E io stesso sostengo questa idea, in quanto è dovere delle istituzioni garantire la sicurezza di cittadini che, con grandi sacrifici, dalla mattina alla sera sgobbano per tutelare la salute e persino salvare la vita ad altri cittadini. Insomma, non è ammissibile che un medico in reparto rischi quotidianamente di ritrovarsi le ossa rotte o fratturate e di essere pestato a sangue. 

 

Ci dimentichiamo che i medici sono persone e non macchine. E questo forse dipende anche tanto dal progressivo scollamento della figura del medico da quella del paziente, dall’assenza di comunicazione diretta, dall’uso sempre più diffuso di digitalizzare e quindi sterilizzare e raffreddare ogni cosa, anche una relazione così importante come quella tra dottore e assistito.
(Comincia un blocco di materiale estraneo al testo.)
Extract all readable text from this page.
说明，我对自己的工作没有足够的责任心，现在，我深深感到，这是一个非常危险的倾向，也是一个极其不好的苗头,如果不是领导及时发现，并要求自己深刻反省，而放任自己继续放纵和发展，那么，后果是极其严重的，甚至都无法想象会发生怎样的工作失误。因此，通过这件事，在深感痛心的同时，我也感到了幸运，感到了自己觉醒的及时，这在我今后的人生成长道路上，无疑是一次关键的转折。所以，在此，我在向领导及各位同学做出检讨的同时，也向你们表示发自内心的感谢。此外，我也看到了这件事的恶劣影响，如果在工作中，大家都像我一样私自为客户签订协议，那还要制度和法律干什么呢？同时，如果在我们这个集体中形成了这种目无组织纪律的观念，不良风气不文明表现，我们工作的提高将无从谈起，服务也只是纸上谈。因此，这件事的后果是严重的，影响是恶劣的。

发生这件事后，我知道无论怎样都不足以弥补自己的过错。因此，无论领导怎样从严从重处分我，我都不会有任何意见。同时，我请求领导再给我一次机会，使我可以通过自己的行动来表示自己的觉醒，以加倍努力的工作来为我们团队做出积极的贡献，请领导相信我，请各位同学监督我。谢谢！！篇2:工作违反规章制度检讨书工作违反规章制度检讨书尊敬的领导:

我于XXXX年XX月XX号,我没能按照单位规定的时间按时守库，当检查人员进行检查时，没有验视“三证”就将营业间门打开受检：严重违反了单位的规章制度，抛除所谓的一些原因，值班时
Forse ci stiamo disumanizzando e in questo processo persino un operatore sanitario posto al servizio della gente, il quale per di più ha una esistenza sempre più complicata, viene percepito come un nemico e non come un riferimento, come un ostacolo e non come un aiuto. Predominano, non soltanto sulle strade, prepotenza, volontà di sopraffazione, desiderio di vendetta, anzi di sfogare sul primo malcapitato la propria rabbia personale o sofferenza. E il medico è lì, a disposizione, alla mercé di chiunque. L’urgenza massima ora è proteggerlo.